Q. (Sur le voyage en Croatie et en Serbie).

R. C’est un voyage très important à mes yeux. J’ai déjà été à Sarajevo avec Klaus Kinkel. Nous avons voulu montrer, spécialement dans cette région, que la France et l’Allemagne avaient une approche commune. Dans le cas de la Bosnie, il s’agit de consolider les Accords de Dayton. Et nous avons pensé qu’il était logique de compléter ce voyage par un voyage en Croatie et en Serbie.

Le fond du message reste le même. Nous allons dire au président Tudjman et au président Milosevic que la France et l’Allemagne attendent qu’ils fassent tout pour que les Accords de Dayton soient vraiment mis en œuvre. Mais évidemment, compte tenu de l’actualité au Kosovo, à Belgrade, nous parlerons également beaucoup de cette question, et nous défendrons bien sûr la politique qui a été arrêtée par le Groupe de contact lundi à Londres.

Mais là je ne peux pas vous en dire plus puisque je ne sais pas dans quelle situation nous serons dans quinze jours. En tout cas, l’axe, on le connaît bien, c’est d’exercer des pressions et une persuasion pour que Belgrade accepte d’engager un dialogue politique conduisant à une autonomie substantielle du Kosovo.

Q. (Sur la Turquie et Chypre)

R. La France rappelle que depuis 1963, dans plusieurs accords successifs, l’Europe a reconnu la vocation européenne de la Turquie. Donc, la France considère que l’Europe doit être logique. Cela fait maintenant trente-cinq ans qu’on dit cela à la Turquie. Tous ceux qui, dans ce pays, veulent une modernisation tournée vers l’Occident se sont appuyés sur cette promesse. Donc, ce serait quand même très lourd de conséquences de leur dire brusquement maintenant : cela fait trente-cinq ans qu’on vous a dit cela mais en fait ce n’était pas vrai.

Cela dit, cela ne peut pas se transformer en une sorte de droit automatique à l’entrée dans l’Europe. Et nous étions d’accord avec les Allemands, avec d’autres pays, pour considérer que les conditions pour ouvrir la négociation n’étaient pas encore là. Ce qui vous montre d’ailleurs que les positions ne sont pas si différentes que cela. Et c’est pour cela que nous avions proposé la Conférence européenne, pour qu’il y ait une occasion de coopération entre tous les pays membres de l’Union et tous les pays candidats, y compris la Turquie.

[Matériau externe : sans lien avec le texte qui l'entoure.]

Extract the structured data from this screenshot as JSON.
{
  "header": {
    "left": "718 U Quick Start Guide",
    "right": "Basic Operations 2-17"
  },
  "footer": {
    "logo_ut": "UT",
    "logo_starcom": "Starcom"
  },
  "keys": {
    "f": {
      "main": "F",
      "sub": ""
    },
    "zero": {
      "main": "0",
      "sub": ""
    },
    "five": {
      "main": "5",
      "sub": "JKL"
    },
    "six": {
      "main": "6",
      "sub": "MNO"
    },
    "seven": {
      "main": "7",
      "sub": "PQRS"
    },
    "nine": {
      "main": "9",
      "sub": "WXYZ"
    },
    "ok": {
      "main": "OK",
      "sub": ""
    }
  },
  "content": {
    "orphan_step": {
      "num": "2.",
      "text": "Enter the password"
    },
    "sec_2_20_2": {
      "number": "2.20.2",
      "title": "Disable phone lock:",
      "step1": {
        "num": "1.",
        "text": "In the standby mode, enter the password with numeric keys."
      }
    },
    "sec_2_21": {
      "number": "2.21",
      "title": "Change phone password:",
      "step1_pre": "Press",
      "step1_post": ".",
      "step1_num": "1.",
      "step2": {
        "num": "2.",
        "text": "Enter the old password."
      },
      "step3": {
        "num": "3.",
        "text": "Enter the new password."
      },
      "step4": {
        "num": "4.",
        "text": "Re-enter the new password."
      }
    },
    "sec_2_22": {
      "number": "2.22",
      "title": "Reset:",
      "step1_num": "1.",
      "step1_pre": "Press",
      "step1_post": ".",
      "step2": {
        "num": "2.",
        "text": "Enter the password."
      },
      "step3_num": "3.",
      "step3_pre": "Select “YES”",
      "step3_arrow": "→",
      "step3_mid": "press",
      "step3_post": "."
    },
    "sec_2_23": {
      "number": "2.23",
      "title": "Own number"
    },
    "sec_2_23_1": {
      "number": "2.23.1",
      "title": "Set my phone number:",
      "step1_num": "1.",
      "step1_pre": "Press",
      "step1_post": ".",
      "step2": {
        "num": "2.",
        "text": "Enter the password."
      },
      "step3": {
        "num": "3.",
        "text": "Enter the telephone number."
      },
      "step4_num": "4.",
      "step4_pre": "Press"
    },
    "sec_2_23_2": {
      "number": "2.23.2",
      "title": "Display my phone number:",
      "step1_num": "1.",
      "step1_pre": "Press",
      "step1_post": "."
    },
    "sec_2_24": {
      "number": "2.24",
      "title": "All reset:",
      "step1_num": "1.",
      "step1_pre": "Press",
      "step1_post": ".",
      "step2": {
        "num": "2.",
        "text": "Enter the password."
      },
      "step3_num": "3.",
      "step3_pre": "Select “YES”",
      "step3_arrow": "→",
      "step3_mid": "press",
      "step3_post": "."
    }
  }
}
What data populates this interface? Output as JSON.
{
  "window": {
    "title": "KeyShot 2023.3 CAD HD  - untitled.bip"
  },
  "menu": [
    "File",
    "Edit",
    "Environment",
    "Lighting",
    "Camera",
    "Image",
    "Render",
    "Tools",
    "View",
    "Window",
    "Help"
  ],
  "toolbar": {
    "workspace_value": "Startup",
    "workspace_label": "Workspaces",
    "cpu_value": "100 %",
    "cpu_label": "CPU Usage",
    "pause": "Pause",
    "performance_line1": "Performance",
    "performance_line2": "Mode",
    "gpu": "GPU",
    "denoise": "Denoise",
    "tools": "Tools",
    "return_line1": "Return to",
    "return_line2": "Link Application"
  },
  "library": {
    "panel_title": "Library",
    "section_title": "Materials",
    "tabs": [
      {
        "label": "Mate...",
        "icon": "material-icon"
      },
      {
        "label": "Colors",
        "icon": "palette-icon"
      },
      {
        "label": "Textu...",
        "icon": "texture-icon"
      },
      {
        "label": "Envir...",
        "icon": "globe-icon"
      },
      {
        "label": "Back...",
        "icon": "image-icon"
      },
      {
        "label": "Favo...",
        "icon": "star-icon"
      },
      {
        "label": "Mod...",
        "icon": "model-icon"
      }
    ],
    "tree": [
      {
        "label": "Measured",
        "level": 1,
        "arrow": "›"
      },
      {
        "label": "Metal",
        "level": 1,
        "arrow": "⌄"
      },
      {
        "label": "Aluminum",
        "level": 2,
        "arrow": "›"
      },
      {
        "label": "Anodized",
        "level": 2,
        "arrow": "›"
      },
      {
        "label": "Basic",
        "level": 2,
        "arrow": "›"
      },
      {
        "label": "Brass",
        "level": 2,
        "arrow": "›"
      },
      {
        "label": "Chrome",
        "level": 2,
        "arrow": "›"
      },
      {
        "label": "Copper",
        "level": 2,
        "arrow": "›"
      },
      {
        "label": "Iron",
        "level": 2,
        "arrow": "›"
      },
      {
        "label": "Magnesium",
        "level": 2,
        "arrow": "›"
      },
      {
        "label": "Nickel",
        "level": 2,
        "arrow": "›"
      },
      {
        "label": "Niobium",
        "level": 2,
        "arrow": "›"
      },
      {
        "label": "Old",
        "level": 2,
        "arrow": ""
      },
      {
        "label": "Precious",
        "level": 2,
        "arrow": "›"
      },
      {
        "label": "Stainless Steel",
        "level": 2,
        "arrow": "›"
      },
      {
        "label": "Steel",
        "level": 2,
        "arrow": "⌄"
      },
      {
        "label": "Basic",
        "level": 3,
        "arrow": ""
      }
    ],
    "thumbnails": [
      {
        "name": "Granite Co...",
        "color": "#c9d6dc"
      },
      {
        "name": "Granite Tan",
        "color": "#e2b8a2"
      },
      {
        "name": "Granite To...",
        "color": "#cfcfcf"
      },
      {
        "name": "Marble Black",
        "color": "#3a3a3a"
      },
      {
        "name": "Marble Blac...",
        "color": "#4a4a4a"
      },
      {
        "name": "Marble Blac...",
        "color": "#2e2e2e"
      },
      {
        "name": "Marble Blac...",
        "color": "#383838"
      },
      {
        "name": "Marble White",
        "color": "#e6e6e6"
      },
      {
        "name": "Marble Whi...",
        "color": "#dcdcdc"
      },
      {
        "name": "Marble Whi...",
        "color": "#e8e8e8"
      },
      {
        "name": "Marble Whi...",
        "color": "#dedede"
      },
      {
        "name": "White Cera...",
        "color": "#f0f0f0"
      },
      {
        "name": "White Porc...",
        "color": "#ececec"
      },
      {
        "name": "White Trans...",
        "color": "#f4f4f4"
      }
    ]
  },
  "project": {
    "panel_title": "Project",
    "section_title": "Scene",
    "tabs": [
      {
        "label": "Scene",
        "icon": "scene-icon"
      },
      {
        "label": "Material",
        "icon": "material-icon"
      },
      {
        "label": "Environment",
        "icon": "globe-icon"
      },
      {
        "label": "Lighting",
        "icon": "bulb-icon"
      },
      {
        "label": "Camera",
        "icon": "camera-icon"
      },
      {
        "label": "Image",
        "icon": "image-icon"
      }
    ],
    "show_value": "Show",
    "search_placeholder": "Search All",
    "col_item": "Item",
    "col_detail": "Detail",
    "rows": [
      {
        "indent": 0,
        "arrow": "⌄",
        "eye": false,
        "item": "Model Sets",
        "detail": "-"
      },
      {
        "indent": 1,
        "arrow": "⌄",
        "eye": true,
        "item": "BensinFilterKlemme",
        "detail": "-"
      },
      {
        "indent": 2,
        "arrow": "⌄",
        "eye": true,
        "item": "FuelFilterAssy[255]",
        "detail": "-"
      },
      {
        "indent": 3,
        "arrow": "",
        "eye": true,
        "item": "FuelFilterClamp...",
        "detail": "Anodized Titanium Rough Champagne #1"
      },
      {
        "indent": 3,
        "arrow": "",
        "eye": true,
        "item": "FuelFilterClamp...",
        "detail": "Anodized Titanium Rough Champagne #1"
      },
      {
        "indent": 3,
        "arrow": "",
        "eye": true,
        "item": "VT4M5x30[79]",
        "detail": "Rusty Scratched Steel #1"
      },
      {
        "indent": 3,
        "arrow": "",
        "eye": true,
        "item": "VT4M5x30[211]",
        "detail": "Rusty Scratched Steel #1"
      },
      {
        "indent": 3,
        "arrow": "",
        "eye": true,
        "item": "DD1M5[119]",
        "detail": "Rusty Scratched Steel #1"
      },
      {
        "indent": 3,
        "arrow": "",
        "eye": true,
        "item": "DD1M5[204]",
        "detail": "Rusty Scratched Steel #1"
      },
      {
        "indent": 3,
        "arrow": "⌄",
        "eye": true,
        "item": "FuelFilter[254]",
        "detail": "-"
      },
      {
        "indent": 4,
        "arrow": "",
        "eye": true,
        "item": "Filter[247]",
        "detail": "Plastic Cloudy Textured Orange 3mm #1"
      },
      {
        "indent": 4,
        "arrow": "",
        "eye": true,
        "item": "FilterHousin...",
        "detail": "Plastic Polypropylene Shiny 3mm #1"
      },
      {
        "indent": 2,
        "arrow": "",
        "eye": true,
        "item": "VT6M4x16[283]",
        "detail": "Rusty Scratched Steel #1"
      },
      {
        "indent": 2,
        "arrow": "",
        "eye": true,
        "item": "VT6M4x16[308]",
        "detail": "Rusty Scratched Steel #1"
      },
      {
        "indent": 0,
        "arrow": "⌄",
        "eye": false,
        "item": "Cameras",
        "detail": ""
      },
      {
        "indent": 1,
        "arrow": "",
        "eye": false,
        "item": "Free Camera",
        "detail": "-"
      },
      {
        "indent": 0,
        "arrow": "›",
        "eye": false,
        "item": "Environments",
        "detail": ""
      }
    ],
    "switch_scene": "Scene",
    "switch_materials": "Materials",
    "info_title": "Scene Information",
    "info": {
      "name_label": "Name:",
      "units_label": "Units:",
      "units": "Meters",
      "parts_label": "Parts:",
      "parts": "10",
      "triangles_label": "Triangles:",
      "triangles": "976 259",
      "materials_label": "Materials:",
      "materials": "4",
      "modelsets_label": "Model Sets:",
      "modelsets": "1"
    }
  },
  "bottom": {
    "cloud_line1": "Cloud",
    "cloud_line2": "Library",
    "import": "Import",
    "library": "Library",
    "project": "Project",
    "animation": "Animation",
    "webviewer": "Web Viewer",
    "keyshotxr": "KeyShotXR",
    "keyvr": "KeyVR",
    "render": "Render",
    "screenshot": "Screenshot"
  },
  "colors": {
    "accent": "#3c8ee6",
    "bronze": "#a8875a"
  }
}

Malheureusement, la Turquie a été tellement choquée du refus du Conseil européen de Luxembourg qu’elle a refusé même de venir à cette Conférence. Et là-dessus, la France et l’Allemagne étaient d’accord sur le fait qu’on souhaitait que la Turquie vienne. La Turquie n’est pas venue à la première réunion, nous espérons qu’elle rejoindra la Conférence en cours de route.

Q. (Sur la construction européenne)

R. Vous me demandez de résumer en une phrase quelque chose que tout le monde a pu observer de ses propres yeux depuis le début de la construction européenne. Cela fait plus de quarante ans que la construction européenne se développe et tout le monde voit bien ce qu’a apporté depuis le début l’Allemagne, ou la France, ou l’Italie, pour ne prendre que trois exemples.

Donc, ce qui est très intéressant dans cette construction européenne, c’est que c’est quelque chose d’original. Nous arriverons à combiner le maintien de l’identité de chaque pays, sa culture, sa langue, ses mentalités, et l’élaboration de quelque chose de plus fort qui regroupe tous les pays d’Europe. Nous pensons que la construction européenne doit continuer de cette façon-là. Et jamais nous ne dissoudrons dans l’Europe les personnalités des différents peuples qui la composent. Nous devons perfectionner les institutions européennes, l’économie de l’Europe, beaucoup de choses. L’euro, par exemple, est une date très importante. En tout cas c’est notre conviction.